Lawyers for the bodies fired back, saying if the state believed sports gambling were not harmful, its own law would allow for it without exception.

“Nowhere in their brief do defendants attempt to explain why New Jersey has singled out its own teams and sporting events for protection from injuries that purportedly do not exist,” the bodies' lawyers said in their brief.

New Jersey also argued the bodies do not have standing to sue, saying Congress, through the federal act, should not have given them that right because that decision can be made by the judicial branch and not the legislative one.

The bodies counter that they have standing to sue even in the absence of the federal act, but that the court should still uphold the law.

“Defendants invite the court, with no support whatsoever, to hold that Congress acted unconstitutionally when it concluded that state-sponsored gambling is injurious to sports organizations and granted those organizations a right to prevent its spread,” the bodies' lawyers said in their brief. “This court should decline to accept defendants’ invitation.”

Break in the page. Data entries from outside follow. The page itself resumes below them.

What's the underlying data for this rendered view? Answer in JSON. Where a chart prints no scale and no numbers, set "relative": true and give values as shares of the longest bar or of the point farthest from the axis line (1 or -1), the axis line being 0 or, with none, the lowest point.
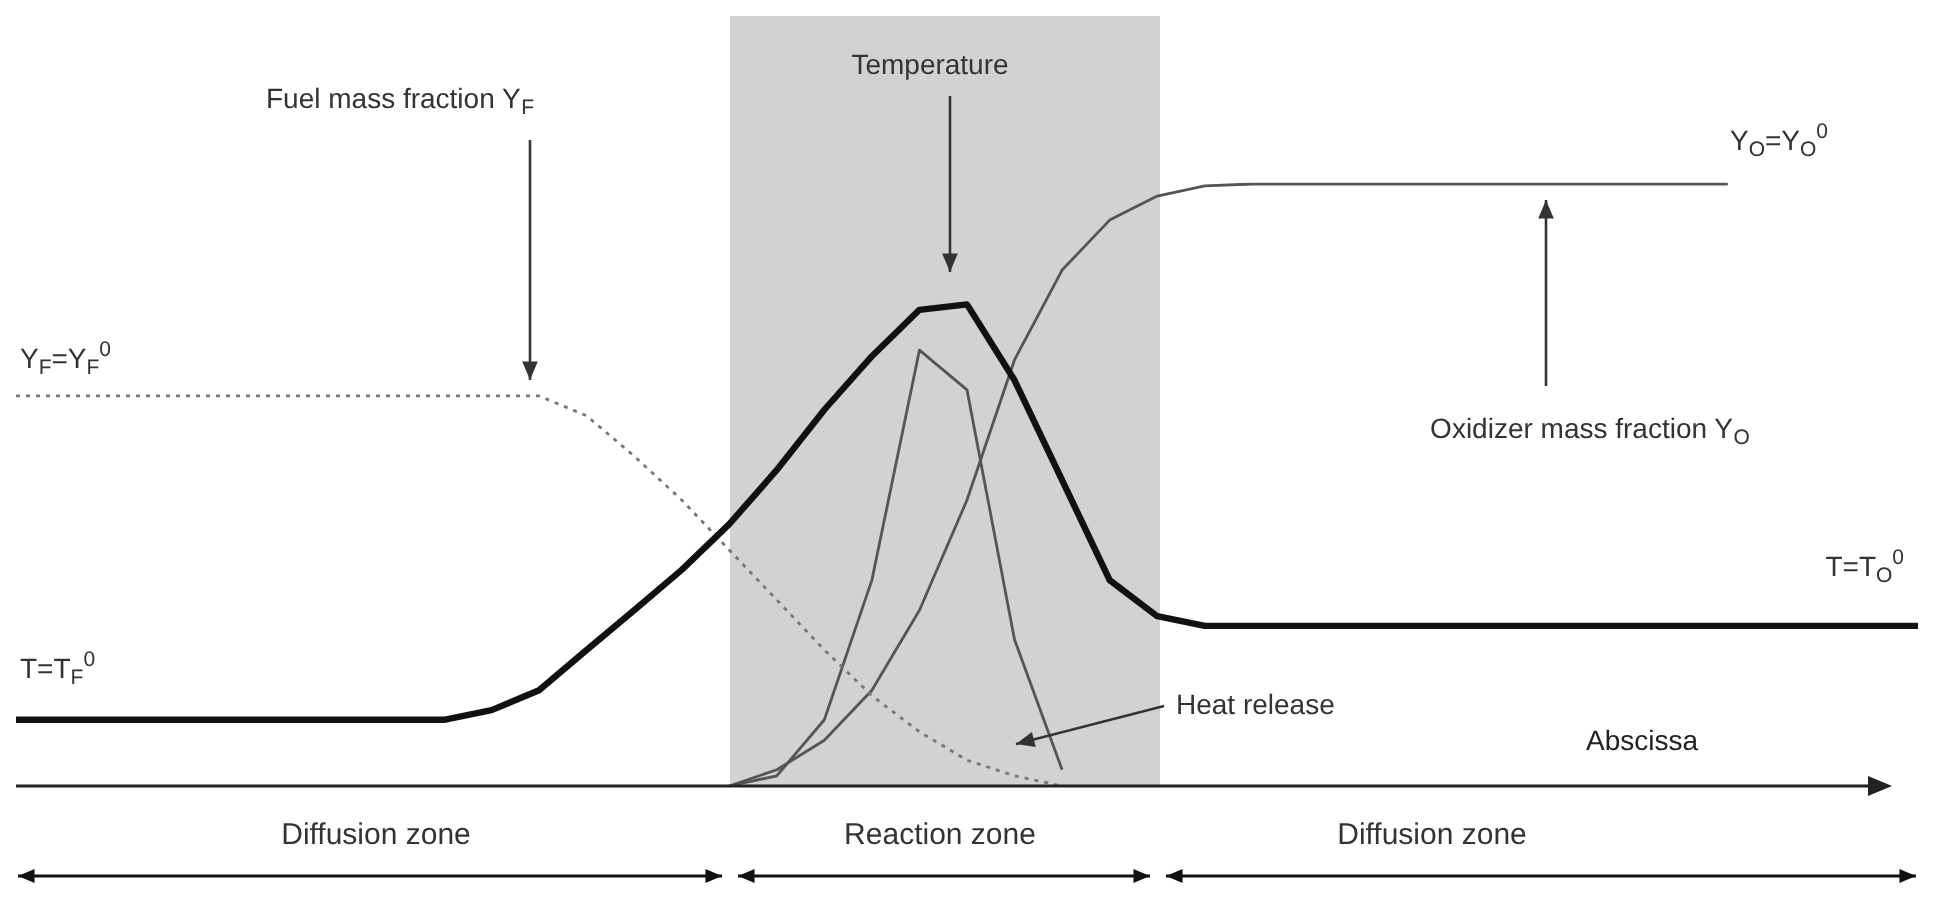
{
  "chart_data": {
    "type": "line",
    "relative": true,
    "xlabel": "Abscissa",
    "legend": false,
    "marker": "none",
    "categories": [
      null,
      null,
      null,
      null,
      null,
      null,
      null,
      null,
      null,
      null,
      null,
      null,
      null,
      null,
      null,
      null,
      null,
      null,
      null,
      null,
      null,
      null,
      null,
      null,
      null,
      null,
      null,
      null,
      null,
      null,
      null,
      null,
      null,
      null,
      null,
      null,
      null,
      null,
      null,
      null,
      null
    ],
    "series": [
      {
        "color": "#111111",
        "line_style": "solid",
        "values": [
          0.11,
          0.11,
          0.11,
          0.11,
          0.11,
          0.11,
          0.11,
          0.11,
          0.11,
          0.11,
          0.126,
          0.159,
          0.226,
          0.292,
          0.359,
          0.435,
          0.525,
          0.625,
          0.714,
          0.791,
          0.8,
          0.674,
          0.508,
          0.342,
          0.282,
          0.266,
          0.266,
          0.266,
          0.266,
          0.266,
          0.266,
          0.266,
          0.266,
          0.266,
          0.266,
          0.266,
          0.266,
          0.266,
          0.266,
          0.266,
          0.266
        ]
      },
      {
        "color": "#777777",
        "line_style": "dotted",
        "values": [
          0.648,
          0.648,
          0.648,
          0.648,
          0.648,
          0.648,
          0.648,
          0.648,
          0.648,
          0.648,
          0.648,
          0.648,
          0.615,
          0.548,
          0.475,
          0.392,
          0.309,
          0.226,
          0.15,
          0.09,
          0.043,
          0.017,
          0,
          null,
          null,
          null,
          null,
          null,
          null,
          null,
          null,
          null,
          null,
          null,
          null,
          null,
          null,
          null,
          null,
          null,
          null
        ]
      },
      {
        "color": "#555555",
        "line_style": "solid",
        "values": [
          null,
          null,
          null,
          null,
          null,
          null,
          null,
          null,
          null,
          null,
          null,
          null,
          null,
          null,
          null,
          0,
          0.027,
          0.076,
          0.159,
          0.292,
          0.475,
          0.708,
          0.857,
          0.94,
          0.98,
          0.997,
          1,
          1,
          1,
          1,
          1,
          1,
          1,
          1,
          1,
          1,
          1,
          null,
          null,
          null,
          null
        ]
      },
      {
        "color": "#555555",
        "line_style": "solid",
        "values": [
          null,
          null,
          null,
          null,
          null,
          null,
          null,
          null,
          null,
          null,
          null,
          null,
          null,
          null,
          null,
          0,
          0.017,
          0.11,
          0.342,
          0.724,
          0.658,
          0.243,
          0.027,
          null,
          null,
          null,
          null,
          null,
          null,
          null,
          null,
          null,
          null,
          null,
          null,
          null,
          null,
          null,
          null,
          null,
          null
        ]
      }
    ],
    "annotations": [
      "Fuel mass fraction Y$_{F}$",
      "Temperature",
      "Oxidizer mass fraction Y$_{O}$",
      "Heat release",
      "Y$_{F}$=Y$_{F}$$^{0}$",
      "T=T$_{F}$$^{0}$",
      "Y$_{O}$=Y$_{O}$$^{0}$",
      "T=T$_{O}$$^{0}$",
      "Diffusion zone",
      "Reaction zone",
      "Diffusion zone"
    ]
  }
}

The bodies acknowledged that illegal gambling exists, but argued that does not limit their right to keep the wagering to a minimum.

“Just because it may be impossible to prevent all illegal gambling, it certainly does not follow that plaintiffs somehow forfeit the ability to stem the tide of legalized gambling,” lawyers said. “Once again, (the) defendants’ argument runs headlong into Congress’ judgment in PASPA. Congress clearly believed limiting the spread of state-sponsored gambling was a worthwhile endeavor.”

Allowing gambling to routinely occur on sporting events would change the perception of games forever, the lawyers said.

“The spread of state-sponsored sports wagering, Congress found, would change the relationship between the sports organizations and their fans from one in which loyal fans watched sporting events to root on their teams to one in which self-interested gamblers watched sporting events to determine the outcome of a bet,” lawyers said.

The bodies also said New Jersey should lobby Congress to change the law if it disagrees with it rather than going through the courts.

“There is nothing suspect — let alone irrational — about Congress’ determination that professional and amateur sports organizations are injured by the spread of state-sponsored gambling,” the lawyers said. “(The) defendants may disagree with that determination, but they must address those disagreements to Congress, not this court, which is bound to give Congress’ eminently rational determination the deference it is due.”